Wenn der Mieter selbst zum Heimwerker werden
Einige handwerkliche Tätigkeiten können durch den Mieter im Rahmen seines bestehenden Mietverhältnisses selbst durchgeführt werden. Dazu zählen u.a.: Glühlampen wechseln, Festschrauben von Türklinken, Wechseln eines WC-Deckels oder die Reinigung eines Spülenabflusses in der Küche. Bei größeren Defekten oder Mängeln wie Rohrbrüchen, Verstopfungen oder aber bei Problemen mit der Strom- und Gasversorgung muss in jedem Fall der Vermieter kontaktiert werden. Denn Schäden an diesen Vorrichtungen stellen ernste Gefahrenquellen dar, die nur von Fachpersonal ausgebessert werden dürfen.

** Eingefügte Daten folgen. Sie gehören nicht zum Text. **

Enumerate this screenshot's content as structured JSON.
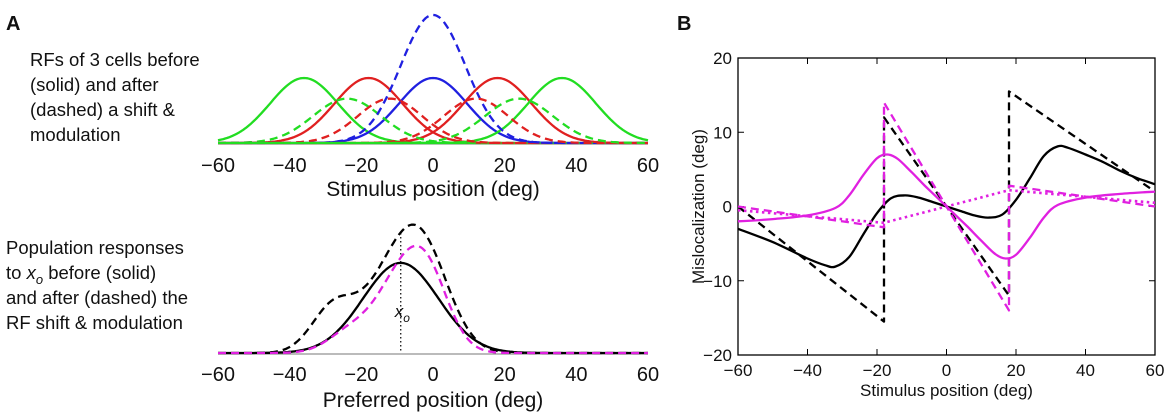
{
  "panels": {
    "a_label": "A",
    "b_label": "B"
  },
  "annotations": {
    "top_lines": [
      "RFs of 3 cells before",
      "(solid) and after",
      "(dashed) a shift &",
      "modulation"
    ],
    "bottom_line1": "Population responses",
    "bottom_line2_pre": "to ",
    "bottom_line2_var": "x",
    "bottom_line2_sub": "o",
    "bottom_line2_post": " before (solid)",
    "bottom_line3": "and after (dashed) the",
    "bottom_line4": "RF shift & modulation",
    "xo_var": "x",
    "xo_sub": "o"
  },
  "colors": {
    "green": "#22dd22",
    "red": "#e02020",
    "blue": "#2020e0",
    "black": "#000000",
    "magenta": "#e020e0"
  },
  "chart_data": [
    {
      "id": "A-top",
      "type": "line",
      "title": "",
      "xlabel": "Stimulus position (deg)",
      "ylabel": "",
      "xlim": [
        -60,
        60
      ],
      "ylim": [
        0,
        1.35
      ],
      "xticks": [
        -60,
        -40,
        -20,
        0,
        20,
        40,
        60
      ],
      "series": [
        {
          "name": "green-left-before",
          "color": "green",
          "style": "solid",
          "fn": "gauss",
          "mu": -36,
          "sigma": 9.5,
          "amp": 0.66
        },
        {
          "name": "red-left-before",
          "color": "red",
          "style": "solid",
          "fn": "gauss",
          "mu": -18,
          "sigma": 9.5,
          "amp": 0.66
        },
        {
          "name": "blue-center-before",
          "color": "blue",
          "style": "solid",
          "fn": "gauss",
          "mu": 0,
          "sigma": 9.5,
          "amp": 0.66
        },
        {
          "name": "red-right-before",
          "color": "red",
          "style": "solid",
          "fn": "gauss",
          "mu": 18,
          "sigma": 9.5,
          "amp": 0.66
        },
        {
          "name": "green-right-before",
          "color": "green",
          "style": "solid",
          "fn": "gauss",
          "mu": 36,
          "sigma": 9.5,
          "amp": 0.66
        },
        {
          "name": "green-left-after",
          "color": "green",
          "style": "dashed",
          "fn": "gauss",
          "mu": -24,
          "sigma": 9.5,
          "amp": 0.45
        },
        {
          "name": "red-left-after",
          "color": "red",
          "style": "dashed",
          "fn": "gauss",
          "mu": -12,
          "sigma": 9.0,
          "amp": 0.45
        },
        {
          "name": "blue-center-after",
          "color": "blue",
          "style": "dashed",
          "fn": "gauss",
          "mu": 0,
          "sigma": 9.0,
          "amp": 1.3
        },
        {
          "name": "red-right-after",
          "color": "red",
          "style": "dashed",
          "fn": "gauss",
          "mu": 12,
          "sigma": 9.0,
          "amp": 0.45
        },
        {
          "name": "green-right-after",
          "color": "green",
          "style": "dashed",
          "fn": "gauss",
          "mu": 24,
          "sigma": 9.5,
          "amp": 0.45
        }
      ]
    },
    {
      "id": "A-bottom",
      "type": "line",
      "title": "",
      "xlabel": "Preferred position (deg)",
      "ylabel": "",
      "xlim": [
        -60,
        60
      ],
      "ylim": [
        0,
        1.25
      ],
      "xticks": [
        -60,
        -40,
        -20,
        0,
        20,
        40,
        60
      ],
      "marker_x": -9,
      "series": [
        {
          "name": "before",
          "color": "black",
          "style": "solid",
          "fn": "gauss",
          "mu": -9,
          "sigma": 10.5,
          "amp": 0.88
        },
        {
          "name": "after-black",
          "color": "black",
          "style": "dashed",
          "fn": "sum",
          "parts": [
            [
              -28,
              6,
              0.42
            ],
            [
              -13,
              8,
              0.55
            ],
            [
              -3,
              7.5,
              0.95
            ]
          ]
        },
        {
          "name": "after-magenta",
          "color": "magenta",
          "style": "dashed",
          "fn": "sum",
          "parts": [
            [
              -22,
              6.5,
              0.24
            ],
            [
              -12,
              5.5,
              0.34
            ],
            [
              -3,
              6.5,
              0.93
            ]
          ]
        }
      ]
    },
    {
      "id": "B",
      "type": "line",
      "title": "",
      "xlabel": "Stimulus position (deg)",
      "ylabel": "Mislocalization (deg)",
      "xlim": [
        -60,
        60
      ],
      "ylim": [
        -20,
        20
      ],
      "xticks": [
        -60,
        -40,
        -20,
        0,
        20,
        40,
        60
      ],
      "yticks": [
        -20,
        -10,
        0,
        10,
        20
      ],
      "series": [
        {
          "name": "black-solid",
          "color": "black",
          "style": "solid",
          "x": [
            -60,
            -50,
            -40,
            -35,
            -32,
            -28,
            -24,
            -20,
            -16,
            -12,
            -8,
            -4,
            0,
            4,
            8,
            12,
            16,
            20,
            24,
            28,
            32,
            35,
            40,
            45,
            50,
            55,
            60
          ],
          "y": [
            -3,
            -4.8,
            -7,
            -7.9,
            -8.1,
            -6.8,
            -3.8,
            -0.9,
            1.1,
            1.5,
            1.2,
            0.6,
            0,
            -0.6,
            -1.2,
            -1.5,
            -1.1,
            0.9,
            3.8,
            6.8,
            8.1,
            7.9,
            7,
            6,
            4.8,
            3.8,
            3
          ]
        },
        {
          "name": "black-dashed",
          "color": "black",
          "style": "dashed",
          "x": [
            -60,
            -18,
            -18,
            18,
            18,
            60
          ],
          "y": [
            0,
            -15.5,
            12,
            -12,
            15.5,
            2
          ]
        },
        {
          "name": "magenta-solid",
          "color": "magenta",
          "style": "solid",
          "x": [
            -60,
            -50,
            -40,
            -32,
            -28,
            -24,
            -20,
            -17,
            -14,
            -10,
            -6,
            -2,
            0,
            2,
            6,
            10,
            14,
            17,
            20,
            24,
            28,
            32,
            40,
            50,
            60
          ],
          "y": [
            -2,
            -1.7,
            -1.2,
            -0.2,
            1.5,
            4.2,
            6.5,
            7,
            6.4,
            4.6,
            2.7,
            0.9,
            0,
            -0.9,
            -2.7,
            -4.6,
            -6.4,
            -7,
            -6.5,
            -4.2,
            -1.5,
            0.2,
            1.2,
            1.7,
            2
          ]
        },
        {
          "name": "magenta-dashed",
          "color": "magenta",
          "style": "dashed",
          "x": [
            -60,
            -18,
            -18,
            18,
            18,
            60
          ],
          "y": [
            0,
            -2.8,
            14,
            -14,
            2.8,
            0
          ]
        },
        {
          "name": "magenta-dotted",
          "color": "magenta",
          "style": "dotted",
          "x": [
            -60,
            -18,
            18,
            60
          ],
          "y": [
            -0.5,
            -2.2,
            2.2,
            0.5
          ]
        }
      ]
    }
  ]
}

Digitales Fernsehen ab 2012
Am 01.04.2012 wird der Fernsehbetrieb in Deutschland auf einen digitalen Empfang umgestellt. Mieter, die zu dem Zeitpunkt ihr Fernsehen noch über einen analogen Kabelanschluss erhalten, können dann nur mit einem digitalen Receiver oder einem neuen TV-Gerät, welches über einen entsprechenden digitalen Empfänger verfügt, fernsehen. Wer jedoch bereits im Besitz eines Fernsehers mit digitalem Receiver ist, kann derzeit noch nicht alle Programme nutzen. Dies ist erst mit der Umstellung ab 01.04.2012 möglich. Aber auch Mieter, die eine analoge Satellitenempfangsanlage haben, müssen sich mit zusätzlichen Empfangsgeräten ausstatten. Dazu gehören ein neuer Satelittenkopf sowie ein digitaler Receiver. Haushalte, die ihre Schüsseln bereits auf digitalen Empfang umgestellt haben, müssen sich diese Geräte nicht zusätzlich anschaffen. Angesichts dieser Veränderungen brauchen die Mieter der Stadtbau und Wohnungsverwaltung jedoch keine Bedenken haben, dass mit dem Stichtag 01.04.2012 der Fernseher schwarz bleibt, wenn sie bis dahin noch nicht im Besitz eines digitalen Receivers sind. Beide Empfangsvarianten (analog und digital) werden noch eine Weile pa-rallel angeboten, so dass jeder Mieter Zeit hat, auf digitales Fernsehen umzustellen.